Ramadan ends with a massive celebration called "Eid al-Fitr" which includes a lot of eating (surprise, surprise), gift-giving, family time, long hours of dinner parties, and other traditions that vary based on culture and geographic location. This year, Eid al-Fitr will fall on Monday, July 28nd (wait that is actually tomorrow...) or the next day (it's based on the moon sighting!), so be sure to congratulate your Muslim friends on surviving another month of fasting!

But of course, you don’t have to be Muslim or even religious at all to fast! I encourage you to give it a go and try it out for a day or two (although the first week is always the hardest) and share your experiences!


If you have any questions, don’t hesitate to ask in the comments or speak with your local friendly Muslim.* Traditions and interpretations do vary, so for best results consult with a variety of sources!
*beware: during Ramadan we get a bit grumpy after a long day of fasting, right before sunset, so best to save the questions until after we’ve broken fast for the day ;)


Ramadan Mobarak/Ramadan Kareem/Happy Ramadan to all who are observing! (maybe) Last day!

P.S. Feel free/you’re encouraged to share this post with any and all your friends who might want to learn a thing or two about Islam/Ramadan. 
P.P.S. On that note I am severely backlogged with posts from Morocco so just hold tight!
P.P.P.S. Again, my apologies for not posting in forever!
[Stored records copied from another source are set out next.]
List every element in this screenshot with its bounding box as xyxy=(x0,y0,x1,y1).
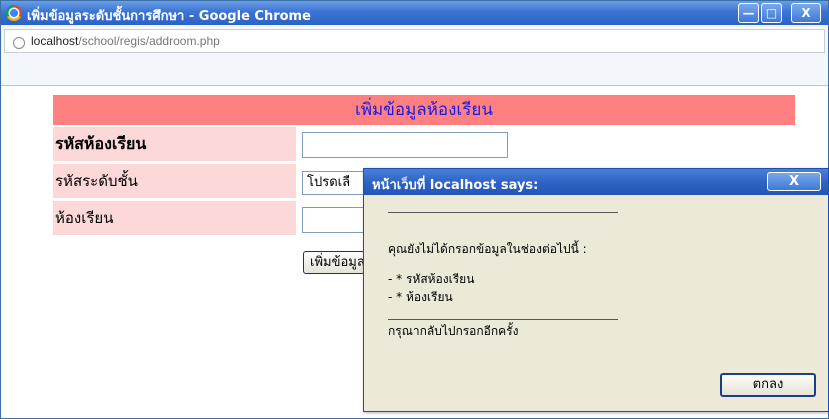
url-host: localhost xyxy=(31,34,79,48)
chrome-logo-icon xyxy=(6,5,22,21)
missing-field-item: - * ห้องเรียน xyxy=(388,290,453,304)
dialog-message-outro: กรุณากลับไปกรอกอีกครั้ง xyxy=(388,324,519,338)
level-code-label: รหัสระดับชั้น xyxy=(53,164,296,198)
url-field[interactable]: localhost/school/regis/addroom.php xyxy=(4,29,825,53)
page-info-icon[interactable] xyxy=(13,37,25,49)
top-divider xyxy=(388,212,618,213)
ok-button[interactable]: ตกลง xyxy=(720,373,816,397)
close-window-button[interactable]: X xyxy=(791,3,821,23)
address-bar: localhost/school/regis/addroom.php xyxy=(1,25,828,86)
dialog-title: หน้าเว็บที่ localhost says: xyxy=(372,178,539,193)
bottom-divider xyxy=(388,319,618,320)
level-code-select[interactable]: โปรดเลื xyxy=(302,171,364,195)
maximize-button[interactable]: □ xyxy=(761,3,782,23)
dialog-body: คุณยังไม่ได้กรอกข้อมูลในช่องต่อไปนี้ : -… xyxy=(364,195,828,411)
room-code-input[interactable] xyxy=(302,132,508,158)
submit-button[interactable]: เพิ่มข้อมูล xyxy=(303,251,365,274)
dialog-close-button[interactable]: X xyxy=(767,172,821,191)
minimize-button[interactable]: — xyxy=(738,3,759,23)
url-path: /school/regis/addroom.php xyxy=(78,34,220,48)
missing-field-item: - * รหัสห้องเรียน xyxy=(388,272,475,286)
room-label: ห้องเรียน xyxy=(53,201,296,235)
dialog-message-intro: คุณยังไม่ได้กรอกข้อมูลในช่องต่อไปนี้ : xyxy=(388,242,587,256)
alert-dialog: หน้าเว็บที่ localhost says: X คุณยังไม่ไ… xyxy=(363,168,829,412)
room-code-label: รหัสห้องเรียน xyxy=(53,127,296,161)
form-header: เพิ่มข้อมูลห้องเรียน xyxy=(53,95,795,125)
browser-window: เพิ่มข้อมูลระดับชั้นการศึกษา - Google Ch… xyxy=(0,0,829,419)
dialog-title-bar[interactable]: หน้าเว็บที่ localhost says: X xyxy=(364,169,828,195)
title-bar[interactable]: เพิ่มข้อมูลระดับชั้นการศึกษา - Google Ch… xyxy=(1,1,828,25)
window-title: เพิ่มข้อมูลระดับชั้นการศึกษา - Google Ch… xyxy=(27,9,311,24)
room-input[interactable] xyxy=(302,207,364,233)
url-text: localhost/school/regis/addroom.php xyxy=(31,34,220,48)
I’m trying my best to resolve this!
P.P.P.P.S. The first photo is a little sneak peek from a shoot with Youssef Harzy--can't wait to show you the rest of the shoot!
P.P.P.P.P.S (this is really getting out of hand sorry about that)
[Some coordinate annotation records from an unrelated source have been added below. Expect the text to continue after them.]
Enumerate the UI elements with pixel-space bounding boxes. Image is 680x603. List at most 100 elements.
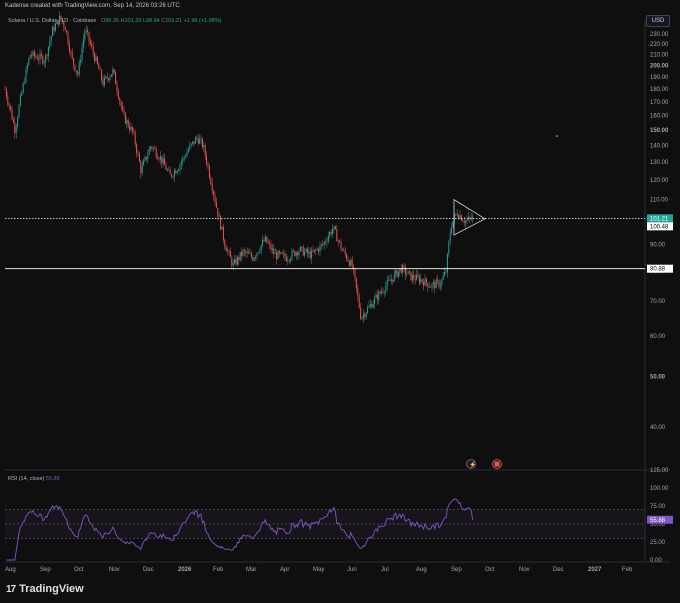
candle-body [326,241,328,243]
candle-body [354,269,356,278]
candle-body [134,132,136,145]
close-value: 101.21 [165,18,183,24]
candle-body [200,138,202,140]
candle-body [49,41,51,47]
candle-body [465,220,467,223]
candle-body [418,276,420,283]
candle-body [364,314,366,318]
candle-body [360,307,362,319]
candle-body [330,232,332,234]
time-tick-label: Mar [246,567,256,573]
candle-body [309,251,311,259]
chart-canvas[interactable]: 240.00230.00220.00210.00200.00190.00180.… [0,0,680,603]
candle-body [22,83,24,93]
price-tick-label: 40.00 [650,425,666,431]
marker-dot [556,135,558,137]
candle-body [98,63,100,70]
candle-body [119,98,121,102]
candle-body [220,215,222,230]
price-tick-label: 70.00 [650,299,666,305]
time-tick-label: Feb [622,567,633,573]
candle-body [238,257,240,261]
candle-body [249,253,251,254]
candle-body [421,279,423,282]
candle-body [166,169,168,171]
candle-body [336,229,338,242]
candle-body [70,51,72,52]
candle-body [208,166,210,178]
candle-body [231,257,233,266]
candle-body [26,64,28,69]
candle-body [15,126,17,134]
candle-body [379,291,381,294]
candle-body [25,68,27,83]
candle-body [168,169,170,171]
candle-body [103,77,105,86]
candle-body [10,106,12,110]
candle-body [407,271,409,274]
candle-body [127,119,129,127]
lightning-glyph: ⚡ [469,461,476,469]
candle-body [82,39,84,48]
candle-body [4,89,6,90]
candle-body [341,249,343,251]
candle-body [288,260,290,261]
price-tick-label: 210.00 [650,52,669,58]
rsi-legend: RSI (14, close) 55.88 [8,476,60,482]
candle-body [217,207,219,217]
candle-body [158,158,160,160]
candle-body [147,154,149,160]
tradingview-brand[interactable]: 17 TradingView [6,583,84,595]
time-tick-label: Apr [280,567,289,573]
candle-body [449,233,451,243]
candle-body [445,271,447,273]
candle-body [455,214,457,215]
candle-body [313,249,315,252]
candle-body [298,251,300,256]
price-tick-label: 140.00 [650,143,669,149]
candle-body [137,152,139,154]
candle-body [239,251,241,261]
currency-button[interactable]: USD [646,15,670,27]
candle-body [302,246,304,256]
candle-body [361,317,363,319]
candle-body [241,251,243,256]
candle-body [281,252,283,254]
candle-body [110,74,112,77]
candle-body [133,131,135,133]
time-tick-label: Sep [40,567,51,573]
candle-body [414,278,416,281]
candle-body [52,27,54,37]
candle-body [108,78,110,80]
candle-body [28,58,30,65]
candle-body [151,146,153,149]
candle-body [260,245,262,251]
candle-body [456,214,458,216]
candle-body [74,64,76,71]
candle-body [333,226,335,229]
candle-body [14,122,16,134]
candle-body [312,250,314,252]
price-tick-label: 180.00 [650,87,669,93]
credit-line: Kadense created with TradingView.com, Se… [5,3,180,9]
candle-body [368,305,370,308]
candle-body [252,256,254,261]
candle-body [256,252,258,257]
candle-body [5,89,7,97]
candle-body [71,51,73,59]
candle-body [253,258,255,261]
candle-body [47,46,49,57]
candle-body [277,251,279,259]
candle-body [383,291,385,293]
candle-body [115,72,117,85]
candle-body [203,145,205,148]
candle-body [245,251,247,254]
candle-body [246,252,248,254]
candle-body [165,164,167,171]
candle-body [278,251,280,254]
time-tick-label: 2027 [588,567,602,573]
candle-body [180,161,182,165]
candle-body [18,105,20,118]
candle-body [46,55,48,57]
candle-body [7,96,9,104]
Thoughts and prayers are going to the hundreds of innocent men, women, and children currently being massacred in occupied Palestine #supportgaza
I really do urge you to, if you haven't already, read up on what is happening--more than 1000 deaths in 20 days is not making world headlines, so it's up to you to do the research and learn for yourself what the situation is on the ground right now!